Le Conseil des ministres, réuni le jeudi 7 mai 2026 sous la présidence du Capitaine Ibrahim Traoré, a acté une série de décisions en faveur du monde rural. Entre financements massifs, modernisation des infrastructures et relance de la filière cotonnière, l’exécutif burkinabè dessine les contours d’une agriculture résiliente face aux défis climatiques et sécuritaires.
Un investissement de 104 milliards pour la transformation structurelle
Au cœur des délibérations, l’Opération d’appui à la transformation de l’agriculture (OATA-BF) s’impose comme le projet phare. Financé à hauteur de plus de 104 milliards de F CFA avec le soutien de l’Association internationale de développement (IDA), ce programme sur cinq ans vise une rupture technologique et productive.
Les ambitions sont concrètes : l’aménagement de 3 900 hectares de nouveaux périmètres irrigués et la réalisation de 1 800 hectares de bas-fonds via des travaux à Haute intensité de main d’œuvre (HIMO). Un volet logistique majeur est également prévu avec la construction de deux centres modernes de silos à Ouagadougou et Bobo-Dioulasso, capables de stocker 400 000 tonnes chacun. Point notable, le projet intègre une dimension sociale forte en finançant 800 sous-projets au profit des populations retournées et des anciens Volontaires pour la défense de la Patrie (VDP) en quête de réinsertion agricole.
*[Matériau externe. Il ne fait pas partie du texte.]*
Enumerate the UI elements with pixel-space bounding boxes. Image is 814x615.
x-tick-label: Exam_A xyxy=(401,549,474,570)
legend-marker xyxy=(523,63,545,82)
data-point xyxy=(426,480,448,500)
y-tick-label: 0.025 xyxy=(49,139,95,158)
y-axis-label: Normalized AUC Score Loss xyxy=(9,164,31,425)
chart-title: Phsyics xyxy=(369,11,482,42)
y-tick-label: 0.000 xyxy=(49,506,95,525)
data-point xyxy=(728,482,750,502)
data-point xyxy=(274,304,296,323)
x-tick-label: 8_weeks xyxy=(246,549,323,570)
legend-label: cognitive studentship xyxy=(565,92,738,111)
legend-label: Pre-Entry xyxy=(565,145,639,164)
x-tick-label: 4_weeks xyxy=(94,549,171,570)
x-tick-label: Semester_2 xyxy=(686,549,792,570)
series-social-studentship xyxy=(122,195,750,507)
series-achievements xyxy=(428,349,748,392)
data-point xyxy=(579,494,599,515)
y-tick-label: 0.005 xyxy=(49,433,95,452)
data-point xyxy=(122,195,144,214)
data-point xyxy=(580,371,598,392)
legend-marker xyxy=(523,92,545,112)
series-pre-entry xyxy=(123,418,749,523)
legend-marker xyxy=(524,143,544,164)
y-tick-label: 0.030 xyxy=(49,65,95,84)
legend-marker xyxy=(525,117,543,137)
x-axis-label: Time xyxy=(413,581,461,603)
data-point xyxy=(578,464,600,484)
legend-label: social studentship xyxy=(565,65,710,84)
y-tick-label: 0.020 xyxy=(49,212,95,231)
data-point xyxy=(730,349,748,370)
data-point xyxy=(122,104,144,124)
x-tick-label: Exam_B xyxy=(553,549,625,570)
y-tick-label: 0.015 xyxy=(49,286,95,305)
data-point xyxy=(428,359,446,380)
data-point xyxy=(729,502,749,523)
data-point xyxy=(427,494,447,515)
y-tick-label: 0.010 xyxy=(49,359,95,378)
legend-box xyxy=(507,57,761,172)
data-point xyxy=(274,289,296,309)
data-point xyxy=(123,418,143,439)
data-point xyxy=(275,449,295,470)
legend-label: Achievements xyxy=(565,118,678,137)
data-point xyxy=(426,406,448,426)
L’urgence de la production : 60 milliards pour la souveraineté alimentaire
Parallèlement à cette transformation de long terme, le gouvernement a ratifié l’Opération d’urgence pour le renforcement de la production agricole (OURPA-BF), phase II du projet PURPA-BF. Ce dispositif de 60 milliards de F CFA, soutenu par la Banque africaine de développement (BAD), cible directement la souveraineté alimentaire.
L’OURPA-BF prévoit l’acquisition massive d’intrants, dont 68 700 tonnes d’engrais et plus de 10 000 tonnes de semences améliorées (riz, soja, maïs, blé). Les objectifs de production sont ambitieux pour la saison à venir, visant notamment 725 000 tonnes de riz et 1,3 million de tonnes de maïs additionnelles. Pour sécuriser ces récoltes, quatre entrepôts de 15 000 tonnes chacun seront érigés dans des pôles stratégiques comme Koudougou et Ziniaré.
Relance de « l’or blanc » et logistique commerciale
La filière cotonnière n’a pas été oubliée. Un prêt de 50 milliards de F CFA de la BOAD permettra de soutenir la campagne 2026-2027. L’objectif est de faire bondir la production de 300 000 à 550 000 tonnes, augmentant ainsi de plus de 26 % les recettes d’exportation de la filière.
Enfin, pour assurer la fluidité de la distribution des produits de consommation, le gouvernement a déclaré d’utilité publique urgente l’implantation d’infrastructures logistiques pour la société FASO YAAR à Ouagadougou. Ces centres de stockage et d’entreposage sont essentiels pour sécuriser les flux de produits alimentaires sur le marché national.
Le défi climatique en toile de fond
Ces investissements interviennent alors que les prévisions météo pour la campagne 2026 appellent à la vigilance. Le Conseil a en effet examiné les prévisions saisonnières qui annoncent une pluviométrie normale à tendance déficitaire sur une grande partie du pays, avec des risques élevés de séquences sèches en fin de saison.
Cette situation souligne l’importance des investissements consentis dans l’irrigation et la mécanisation, afin de décorréler progressivement la production agricole des seuls aléas climatiques. Avec ces décisions, le Burkina Faso franchit une étape importante vers son autonomie alimentaire.